Results 1 to 10 of 10
  1. #1
    Join Date
    Apr 2009
    Posts
    3

    Unanswered: UDF to limit users view of data

    Hi All

    I'm very new to DB2, I normally work with MySQL but my project needs to use data in a DB2 database.

    The table on the DB2 database holds lots of customer data, including some sensitive information I don't want to put at risk. As I'm using PHP/ODBC to connect to DB2 I'll be storing the password in plain text. I need to find a way of limiting the DB2 userid so that it can't perform a full SELECT on the customer table (therefore revealing all the customer data).

    I was led to believe that a User Defined function would allow me to run a select query on a table, and only return a single column in the result - hiding the select completely and allowing my DB2 user to have no SELECT privileges on the table - just the UDF.

    This is probably the only time I'm likely to use DB2, and I'm in quite a hurry now (it took a long time to get our security guys to agree to my server having DB2 connectivity - it's that sensitive!). I'm struggling to find any tutorials, examples or recipes showing the equivalent of what I'm trying to do - perform a select statement on a table with given variables within a UDF and return the result as a table.

    The select is basically:

    SELECT CUST_ID FROM CUST_INFO WHERE SENSITIVE_FIELD LIKE 'partOfSensitiveFieldIKnow%' AND CUST_TYPE = custType

    I'd need to create the UDF so I could use it like:

    SELECT CUST_ID FROM myUdf(partofSensitiveFieldIKnow, custType);

    Is this even possible? Any suggestions / examples about how to implement this would be appreciated.

  2. #2
    Join Date
    Jan 2003
    Posts
    4,292
    Provided Answers: 5
    Yes, you can do this. You create the UDF to return a table, like this:

    CREATE FUNCTION MySchema.UDF_Security(Security_level int)
    RETURNS table (col1 int, col2 int, ...)
    SPECIFIC MySchema.UDF_Security
    LANGUAGE SQL NOT DETERMINISTIC NO EXTERNAL ACTION READS SQL DATA CALLED ON NULL INPUT
    RETURN
    <full-select>


    Then you select statement would look like this:

    select * from table (MySchema.UDF_Security(0)) as x where ...

    Andy
    Last edited by ARWinner; 05-01-09 at 11:23.

  3. #3
    Join Date
    Sep 2004
    Location
    Belgium
    Posts
    1,126
    I'd rather create a view (defined by the query you state) and give SELECT authority on that view to the selected user(s), but not on the underlying table(s).
    --_Peter Vanroose,
    __IBM Certified Database Administrator, DB2 9 for z/OS
    __IBM Certified Application Developer
    __ABIS Training and Consulting
    __http://www.abis.be/

  4. #4
    Join Date
    Jan 2003
    Posts
    4,292
    Provided Answers: 5
    Peter's suggestion has merit if there are only a few different "security" levels, because you need a different view for each level. If there are lots of different security levels, then having a separate view for each of those levels can be a maintenance issue, not to mention the issues on the programming side.
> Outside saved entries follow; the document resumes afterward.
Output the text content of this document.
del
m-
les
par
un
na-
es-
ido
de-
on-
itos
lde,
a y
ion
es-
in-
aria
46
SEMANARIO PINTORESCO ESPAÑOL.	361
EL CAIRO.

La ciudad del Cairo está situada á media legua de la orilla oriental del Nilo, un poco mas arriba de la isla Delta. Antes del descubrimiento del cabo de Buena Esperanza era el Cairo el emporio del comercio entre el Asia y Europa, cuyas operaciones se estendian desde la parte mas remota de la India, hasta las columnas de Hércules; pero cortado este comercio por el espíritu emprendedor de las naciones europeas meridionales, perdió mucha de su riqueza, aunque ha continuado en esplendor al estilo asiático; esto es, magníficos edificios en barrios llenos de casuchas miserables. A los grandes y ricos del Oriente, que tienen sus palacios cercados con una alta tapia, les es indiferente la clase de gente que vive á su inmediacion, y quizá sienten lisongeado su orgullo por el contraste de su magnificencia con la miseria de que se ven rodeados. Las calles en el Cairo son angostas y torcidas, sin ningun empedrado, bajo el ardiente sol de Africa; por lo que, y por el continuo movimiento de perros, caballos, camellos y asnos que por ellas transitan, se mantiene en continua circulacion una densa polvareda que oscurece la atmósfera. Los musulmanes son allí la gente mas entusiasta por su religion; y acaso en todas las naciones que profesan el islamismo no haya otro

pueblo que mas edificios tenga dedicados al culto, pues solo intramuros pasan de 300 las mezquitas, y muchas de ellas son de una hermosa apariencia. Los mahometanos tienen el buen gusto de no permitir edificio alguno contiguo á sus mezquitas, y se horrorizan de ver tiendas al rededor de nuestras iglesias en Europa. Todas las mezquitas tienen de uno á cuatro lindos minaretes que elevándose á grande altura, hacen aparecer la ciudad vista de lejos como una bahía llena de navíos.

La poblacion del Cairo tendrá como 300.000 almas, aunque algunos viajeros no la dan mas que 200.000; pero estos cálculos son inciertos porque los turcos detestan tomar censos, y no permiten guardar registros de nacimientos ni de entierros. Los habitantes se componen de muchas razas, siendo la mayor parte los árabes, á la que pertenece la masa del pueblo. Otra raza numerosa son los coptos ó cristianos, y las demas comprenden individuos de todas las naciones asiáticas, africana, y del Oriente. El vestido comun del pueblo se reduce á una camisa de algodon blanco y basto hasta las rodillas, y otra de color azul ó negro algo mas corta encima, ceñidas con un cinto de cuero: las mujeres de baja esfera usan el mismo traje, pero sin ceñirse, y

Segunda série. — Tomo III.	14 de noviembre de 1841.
    I took the OP's request as there will be lots of security levels and that their idea of using a UDF was a valid one.

    Andy

  5. #5
    Join Date
    Sep 2004
    Location
    Belgium
    Posts
    1,126
    Quote Originally Posted by ARWinner
    Peter's suggestion has merit if there are only a few different "security" levels, because you need a different view for each level.
    Agreed... with two additional remarks:

    - A view may be user-dependent: by using the USER special register in the WHERE condition, one could e.g. limit the rows visible to a particular user by the presence of his UserID in a certain security column.
    (E.g., have an additional table T with 2 columns: UserID and security level; join your base table with this additional table with an "<=" in the join condition for the two security level columns. Then filter rows with the condition "T.UserId = USER".)
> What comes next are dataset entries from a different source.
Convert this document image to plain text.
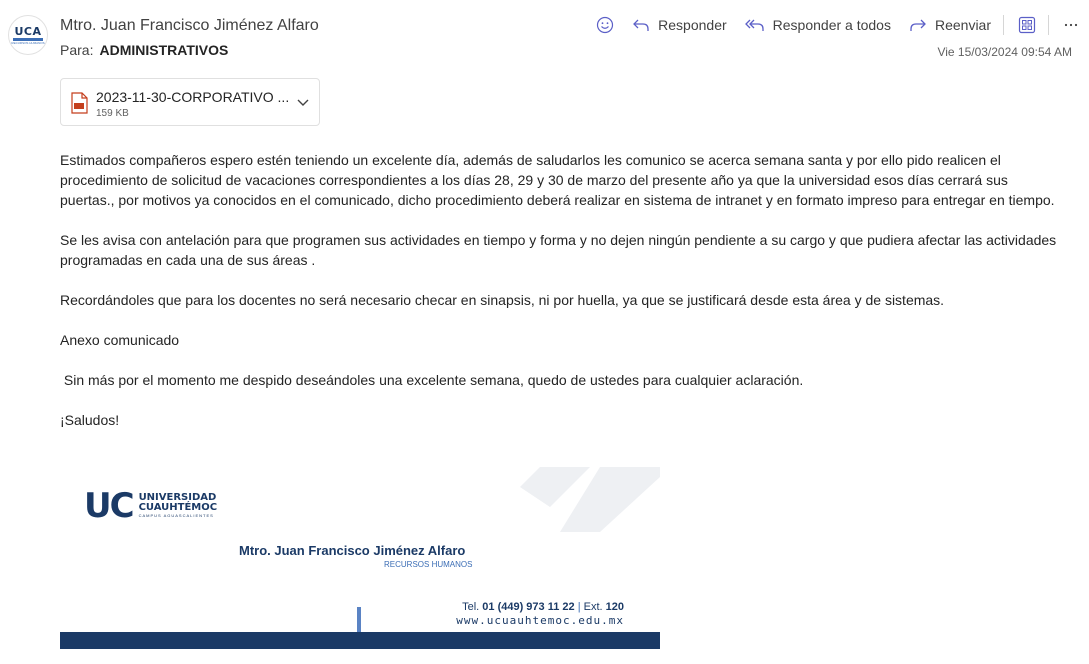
UCA
RECURSOS HUMANOS
Mtro. Juan Francisco Jiménez Alfaro
Para: ADMINISTRATIVOS
Responder	Responder a todos	Reenviar
Vie 15/03/2024 09:54 AM
2023-11-30-CORPORATIVO ...
159 KB

Estimados compañeros espero estén teniendo un excelente día, además de saludarlos les comunico se acerca semana santa y por ello pido realicen el procedimiento de solicitud de vacaciones correspondientes a los días 28, 29 y 30 de marzo del presente año ya que la universidad esos días cerrará sus puertas., por motivos ya conocidos en el comunicado, dicho procedimiento deberá realizar en sistema de intranet y en formato impreso para entregar en tiempo.

Se les avisa con antelación para que programen sus actividades en tiempo y forma y no dejen ningún pendiente a su cargo y que pudiera afectar las actividades programadas en cada una de sus áreas .

Recordándoles que para los docentes no será necesario checar en sinapsis, ni por huella, ya que se justificará desde esta área y de sistemas.

Anexo comunicado

Sin más por el momento me despido deseándoles una excelente semana, quedo de ustedes para cualquier aclaración.

¡Saludos!

UC UNIVERSIDAD
CUAUHTÉMOC
CAMPUS AGUASCALIENTES
Mtro. Juan Francisco Jiménez Alfaro
RECURSOS HUMANOS
Tel. 01 (449) 973 11 22 | Ext. 120
www.ucuauhtemoc.edu.mx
    - Also have a look at the "multi-level security" possibilities of DB2 for zOS (new since version 8). (Search for the "AS SECURITY LABEL" keyword of CREATE TABLE.)
    If I'm not mistaken, DB2 for LUW has a similar functionality through the datatype "DB2SECURITYLABEL". (Search for "security policy" in the SQL manuals.)
    --_Peter Vanroose,
    __IBM Certified Database Administrator, DB2 9 for z/OS
    __IBM Certified Application Developer
    __ABIS Training and Consulting
    __http://www.abis.be/

  6. #6
    Join Date
    Apr 2009
    Posts
    3
    Wow that's some good stuff. Thanks folks.

    I think there may have been a misunderstanding (who would think it, a misunderstanding on a web forum?)

    The problem is that I want to prevent the DB2 user that my webserver is using from seeing certain fields in the customer table.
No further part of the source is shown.